TSU and INTERACT are creating a virtual Arctic with research bases

12 April 2018

Tomsk State University and INTERACT, the International Network for Terrestrial Research and Monitoring in the Arctic, are beginning a large-scale educational digital project. A new English-language resource will introduce visitors to the Arctic using different modes of visualization: computer animation, 3D tours, infographics, and others. Users will learn about the climate changes that are occurring in the northern macroregion and how they are affecting humans, and what research scientists are carrying out to understand and predict these processes.

- The new educational resource will be completely open and free, - says Terry Callaghan, the author of the idea, a professor at TSU and University of Sheffield, and one of the most well-known Arctic investigators. - This project is designed for a very wide audience: users can be schoolchildren, teachers, students, lecturers, scientists, and people who are completely far from science but have an interest in the major changes taking place on our planet.

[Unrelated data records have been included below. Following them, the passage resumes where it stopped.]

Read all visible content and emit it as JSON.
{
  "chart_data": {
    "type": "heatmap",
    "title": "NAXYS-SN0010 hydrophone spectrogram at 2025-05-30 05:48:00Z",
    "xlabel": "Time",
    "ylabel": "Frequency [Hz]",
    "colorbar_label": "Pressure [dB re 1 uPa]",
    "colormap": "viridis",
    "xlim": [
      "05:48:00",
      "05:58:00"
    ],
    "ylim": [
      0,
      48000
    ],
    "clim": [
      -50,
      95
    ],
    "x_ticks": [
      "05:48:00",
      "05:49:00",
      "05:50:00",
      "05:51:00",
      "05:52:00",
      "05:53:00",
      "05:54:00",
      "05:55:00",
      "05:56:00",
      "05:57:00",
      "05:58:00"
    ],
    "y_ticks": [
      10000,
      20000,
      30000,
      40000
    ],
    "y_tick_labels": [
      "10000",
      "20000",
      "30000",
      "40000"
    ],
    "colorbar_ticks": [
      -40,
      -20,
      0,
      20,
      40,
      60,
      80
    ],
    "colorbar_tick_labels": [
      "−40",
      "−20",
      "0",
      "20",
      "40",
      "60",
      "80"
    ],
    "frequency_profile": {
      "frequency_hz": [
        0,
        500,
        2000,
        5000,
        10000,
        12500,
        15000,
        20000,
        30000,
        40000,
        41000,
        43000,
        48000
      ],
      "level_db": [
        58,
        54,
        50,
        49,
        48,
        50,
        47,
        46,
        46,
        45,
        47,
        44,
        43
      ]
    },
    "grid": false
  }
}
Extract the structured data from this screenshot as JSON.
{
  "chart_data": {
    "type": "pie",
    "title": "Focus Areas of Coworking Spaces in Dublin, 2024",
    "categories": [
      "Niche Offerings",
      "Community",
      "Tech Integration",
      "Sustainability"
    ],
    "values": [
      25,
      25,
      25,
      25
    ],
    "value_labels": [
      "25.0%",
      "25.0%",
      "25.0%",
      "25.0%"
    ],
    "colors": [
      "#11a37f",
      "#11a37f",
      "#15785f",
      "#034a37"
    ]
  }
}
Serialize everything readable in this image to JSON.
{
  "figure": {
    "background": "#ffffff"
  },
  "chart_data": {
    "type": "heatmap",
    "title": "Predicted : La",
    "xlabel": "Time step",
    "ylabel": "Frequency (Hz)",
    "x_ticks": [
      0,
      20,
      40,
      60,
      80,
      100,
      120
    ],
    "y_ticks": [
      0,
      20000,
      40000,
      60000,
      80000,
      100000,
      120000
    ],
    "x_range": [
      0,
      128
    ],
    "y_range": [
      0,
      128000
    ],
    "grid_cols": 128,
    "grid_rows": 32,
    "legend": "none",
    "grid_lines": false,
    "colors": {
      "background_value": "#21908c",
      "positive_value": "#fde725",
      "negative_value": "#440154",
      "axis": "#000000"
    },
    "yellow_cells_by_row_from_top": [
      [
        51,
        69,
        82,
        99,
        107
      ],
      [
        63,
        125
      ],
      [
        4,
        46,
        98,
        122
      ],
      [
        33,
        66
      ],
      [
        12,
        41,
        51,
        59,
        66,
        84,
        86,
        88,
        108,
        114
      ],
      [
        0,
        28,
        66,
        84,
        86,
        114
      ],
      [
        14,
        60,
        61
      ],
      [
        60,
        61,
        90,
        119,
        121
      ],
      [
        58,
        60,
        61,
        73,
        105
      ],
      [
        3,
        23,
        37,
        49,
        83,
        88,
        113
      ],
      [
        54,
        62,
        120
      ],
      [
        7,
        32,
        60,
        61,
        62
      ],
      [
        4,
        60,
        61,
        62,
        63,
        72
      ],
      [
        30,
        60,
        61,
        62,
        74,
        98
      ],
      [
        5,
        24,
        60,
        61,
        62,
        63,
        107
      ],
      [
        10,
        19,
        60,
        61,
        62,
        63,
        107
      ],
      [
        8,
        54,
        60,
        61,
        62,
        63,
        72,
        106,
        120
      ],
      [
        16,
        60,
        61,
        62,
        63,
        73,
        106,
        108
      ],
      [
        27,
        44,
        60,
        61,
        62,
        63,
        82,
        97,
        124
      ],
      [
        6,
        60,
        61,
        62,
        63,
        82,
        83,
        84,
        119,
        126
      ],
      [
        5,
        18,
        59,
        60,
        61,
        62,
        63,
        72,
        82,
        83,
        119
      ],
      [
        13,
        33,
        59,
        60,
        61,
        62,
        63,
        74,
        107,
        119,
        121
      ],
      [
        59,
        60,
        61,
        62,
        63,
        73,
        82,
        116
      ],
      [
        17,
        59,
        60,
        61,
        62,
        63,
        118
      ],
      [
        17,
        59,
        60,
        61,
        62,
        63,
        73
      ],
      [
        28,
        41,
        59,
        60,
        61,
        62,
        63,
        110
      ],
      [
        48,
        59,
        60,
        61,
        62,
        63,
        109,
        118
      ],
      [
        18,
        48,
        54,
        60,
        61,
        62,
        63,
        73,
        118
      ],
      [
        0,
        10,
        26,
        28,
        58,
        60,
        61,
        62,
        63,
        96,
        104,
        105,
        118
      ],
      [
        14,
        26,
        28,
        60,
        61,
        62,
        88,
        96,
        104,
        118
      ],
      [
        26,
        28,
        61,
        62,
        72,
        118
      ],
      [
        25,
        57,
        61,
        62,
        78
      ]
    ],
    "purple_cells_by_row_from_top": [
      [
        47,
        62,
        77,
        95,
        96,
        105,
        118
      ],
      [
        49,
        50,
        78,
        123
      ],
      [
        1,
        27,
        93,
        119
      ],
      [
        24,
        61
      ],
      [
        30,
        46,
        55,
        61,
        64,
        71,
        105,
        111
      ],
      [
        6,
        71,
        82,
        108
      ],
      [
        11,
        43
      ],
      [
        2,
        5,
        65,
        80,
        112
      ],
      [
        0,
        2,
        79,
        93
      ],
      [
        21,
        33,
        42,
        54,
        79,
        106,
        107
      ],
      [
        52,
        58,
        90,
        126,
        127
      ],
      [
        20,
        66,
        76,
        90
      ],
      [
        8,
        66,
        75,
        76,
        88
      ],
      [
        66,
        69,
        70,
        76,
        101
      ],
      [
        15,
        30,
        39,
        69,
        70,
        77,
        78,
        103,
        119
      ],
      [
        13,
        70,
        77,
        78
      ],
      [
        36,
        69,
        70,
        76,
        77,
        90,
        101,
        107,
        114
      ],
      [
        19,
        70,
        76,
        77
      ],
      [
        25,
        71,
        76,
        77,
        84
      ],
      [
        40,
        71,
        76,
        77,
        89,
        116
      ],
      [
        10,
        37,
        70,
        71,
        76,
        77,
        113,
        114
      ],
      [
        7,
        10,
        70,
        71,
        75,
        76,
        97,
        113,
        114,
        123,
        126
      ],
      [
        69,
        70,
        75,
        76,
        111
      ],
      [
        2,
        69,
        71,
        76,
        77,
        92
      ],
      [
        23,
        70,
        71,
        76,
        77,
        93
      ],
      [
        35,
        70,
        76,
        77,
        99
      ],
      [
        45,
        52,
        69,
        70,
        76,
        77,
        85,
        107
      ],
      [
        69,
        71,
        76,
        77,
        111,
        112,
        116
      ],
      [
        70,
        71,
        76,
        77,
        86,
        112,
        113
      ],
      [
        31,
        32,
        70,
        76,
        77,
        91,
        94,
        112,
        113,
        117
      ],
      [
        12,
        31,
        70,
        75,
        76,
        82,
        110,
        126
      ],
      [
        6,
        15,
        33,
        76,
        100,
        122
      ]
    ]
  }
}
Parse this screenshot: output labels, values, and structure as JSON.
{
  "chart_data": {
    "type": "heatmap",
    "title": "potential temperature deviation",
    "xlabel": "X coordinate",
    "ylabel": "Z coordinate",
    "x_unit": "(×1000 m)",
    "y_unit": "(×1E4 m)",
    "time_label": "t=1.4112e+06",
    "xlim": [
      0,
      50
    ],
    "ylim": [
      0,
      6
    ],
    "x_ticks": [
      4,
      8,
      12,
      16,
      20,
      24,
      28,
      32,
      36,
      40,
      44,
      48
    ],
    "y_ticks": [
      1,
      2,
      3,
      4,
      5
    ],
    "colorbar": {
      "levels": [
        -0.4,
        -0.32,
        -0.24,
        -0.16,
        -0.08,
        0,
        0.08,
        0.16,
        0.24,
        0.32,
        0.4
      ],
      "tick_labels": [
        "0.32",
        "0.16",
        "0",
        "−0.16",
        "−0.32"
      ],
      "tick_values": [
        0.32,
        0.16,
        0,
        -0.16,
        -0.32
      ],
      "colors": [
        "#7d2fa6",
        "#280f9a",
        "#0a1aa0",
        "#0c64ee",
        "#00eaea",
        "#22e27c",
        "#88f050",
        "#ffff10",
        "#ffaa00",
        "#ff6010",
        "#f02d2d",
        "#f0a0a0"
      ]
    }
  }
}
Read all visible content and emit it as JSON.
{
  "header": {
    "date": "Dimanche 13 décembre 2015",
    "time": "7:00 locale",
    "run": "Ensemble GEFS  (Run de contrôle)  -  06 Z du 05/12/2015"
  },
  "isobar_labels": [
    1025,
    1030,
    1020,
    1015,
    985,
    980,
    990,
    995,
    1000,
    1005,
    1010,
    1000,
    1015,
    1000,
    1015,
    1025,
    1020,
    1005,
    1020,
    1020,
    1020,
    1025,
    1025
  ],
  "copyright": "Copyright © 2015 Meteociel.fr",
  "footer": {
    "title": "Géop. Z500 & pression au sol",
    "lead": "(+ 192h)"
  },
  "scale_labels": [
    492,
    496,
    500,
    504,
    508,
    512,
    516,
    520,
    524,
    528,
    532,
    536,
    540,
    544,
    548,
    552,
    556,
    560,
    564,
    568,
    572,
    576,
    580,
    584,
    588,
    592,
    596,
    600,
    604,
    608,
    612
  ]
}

The project will talk about the various subjects and phenomena studied by researchers: permafrost, the adaptation of microbes to survival on ice and snow, greenhouse gases and warming, what is happening with animals, plants, and people in new conditions, and others.


Various presentation formats will be used: small text files in the form of stories, computer graphics that will vividly present the most interesting phenomena, and 3D tours to scientific stations in the international INTERACT network. They will provide the users the effect of being present, to show them laboratories and how experiments are done. Among the 3D tours to international scientific stations will be one to Aktru, the high-altitude base of the TSU where Russian and international scientists conduct their research.

- The resource can be used for self-education and for expanding knowledge in different educational programs, - Terry Callaghan explains the idea of the project. - For example, when teachers give the children a paragraph about glaciers from a textbook , they also can use our project materials and view a video that shows this melting using computer graphics. Additional information will be provided on the possible causes of melting, the chemical and physical changes that accompany it, and the consequences of this for the environment.

This TSU and INTERACT project promises to be of interest to the scientific community, because this updated resource will contain data from the latest Arctic studies, both planned and already published in profile journals.

Considering that the resource will combine a very large volume of test and graphical data, we are considering the option of placing it on the computing cluster of TSU SKIF Cyberia. Developers plan to create two versions, for browsers and for mobile devices.

The prototype of the digital project was the book INTERACT Stories of Arctic Science. 120 experts from different countries participated in creating it: hydrologists, glaciologists, permafrost specialists, biologists, and other researchers. The editors of the multidisciplinary publication were Terry Callaghan, professor at TSU and University of Sheffield and the creator of the INTERACT project, and Hannele Savela, the coordinator of the project (University of Oulu, Finland).